March 2022 Editor's Fix

Recently, my eldest daughter started calling me bossy. The first few times, I didn’t address it. But when I heard my younger daughter call the eldest bossy, I stopped what I was doing. I sat down on the floor with them (they were getting dressed to go skiing), and I asked what they think bossy means, and what does Mom do that makes them feel like I am being bossy. Not surprisingly, asking them to do things, reminding them of the plan etc. equates to ‘bossy’ in their six and eight-year old minds. 

After listening, I asked if they had ever called Dad bossy. They laughed, then thought about it, and said no. “So, when Dad is reminding you to do something or asks you to help out, what is that called?” They didn’t have an answer. “Parenting.” I said. We are both parenting, but somehow one is ‘just being Dad.’ 
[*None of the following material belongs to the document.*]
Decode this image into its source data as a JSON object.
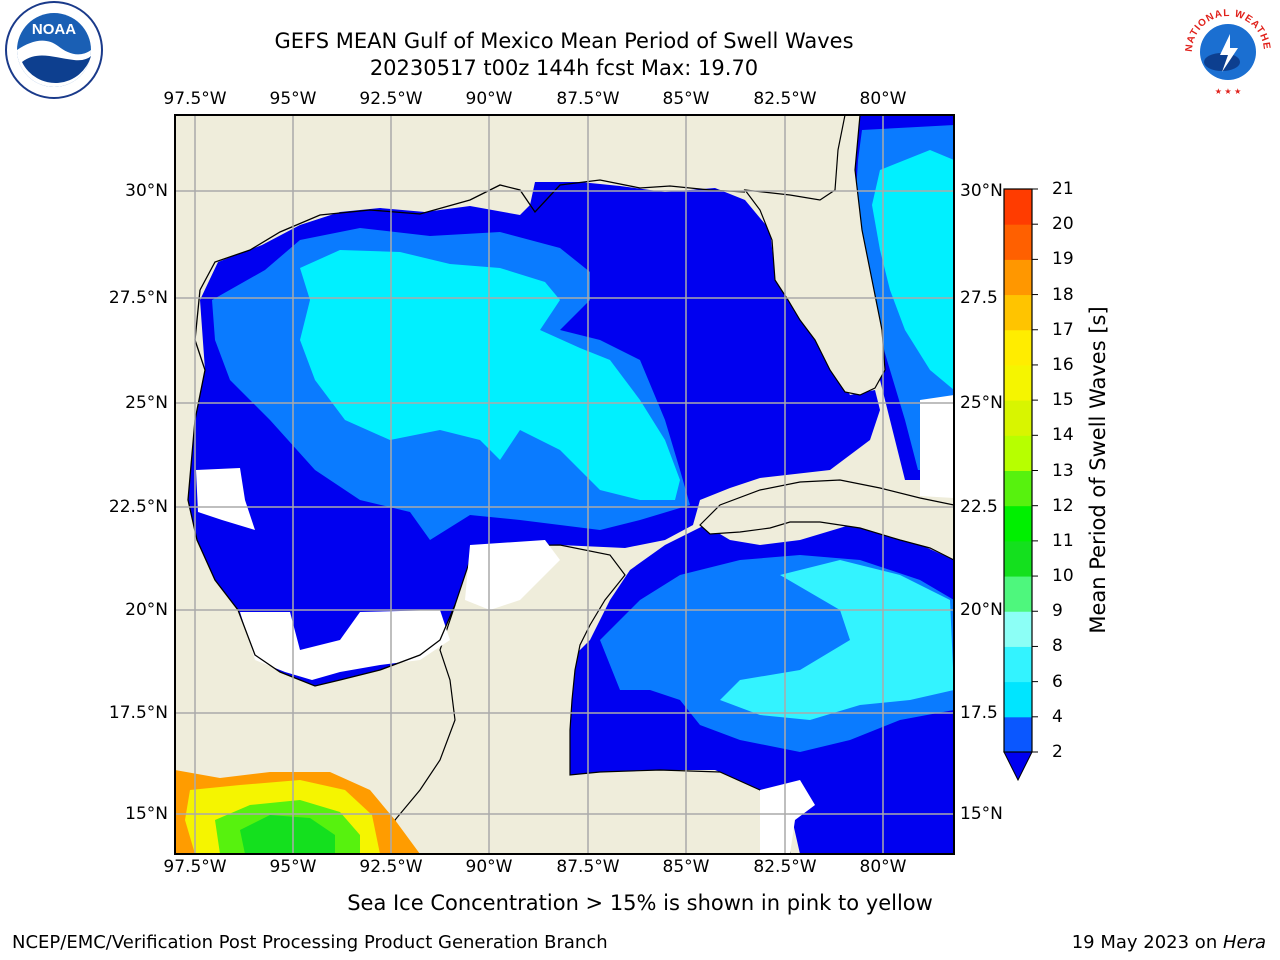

We had a great chat about that word, whether we ever heard friends of ours being called bossy – boys and girls. “None of our boy friends get called that!” We all recognized that it does not feel good to be called bossy and brainstormed for other ways we could communicate what we are feeling instead of using that word, or any word to label behaviour. 

It is tough raising humans. It is tough raising girls. As parents and caregivers, we all want them to have equal opportunity as they make their way in this world, to not feel that they have additional challenges because of who they are, what they look like, what they are interested in. The reality is, they will face these injustices. What we can do is teach them to be kind. Foster empathy and compassion. Empower them to speak up. It truly does start with us. 

Sure, it’s a lot easier to ignore being called bossy – it’s just a word, after all. Don’t be so sensitive. 

No, it’s not just a word and it is 100% okay to speak up and say it is not okay. 

Guess what? I have not been called bossy since. By them, anyway!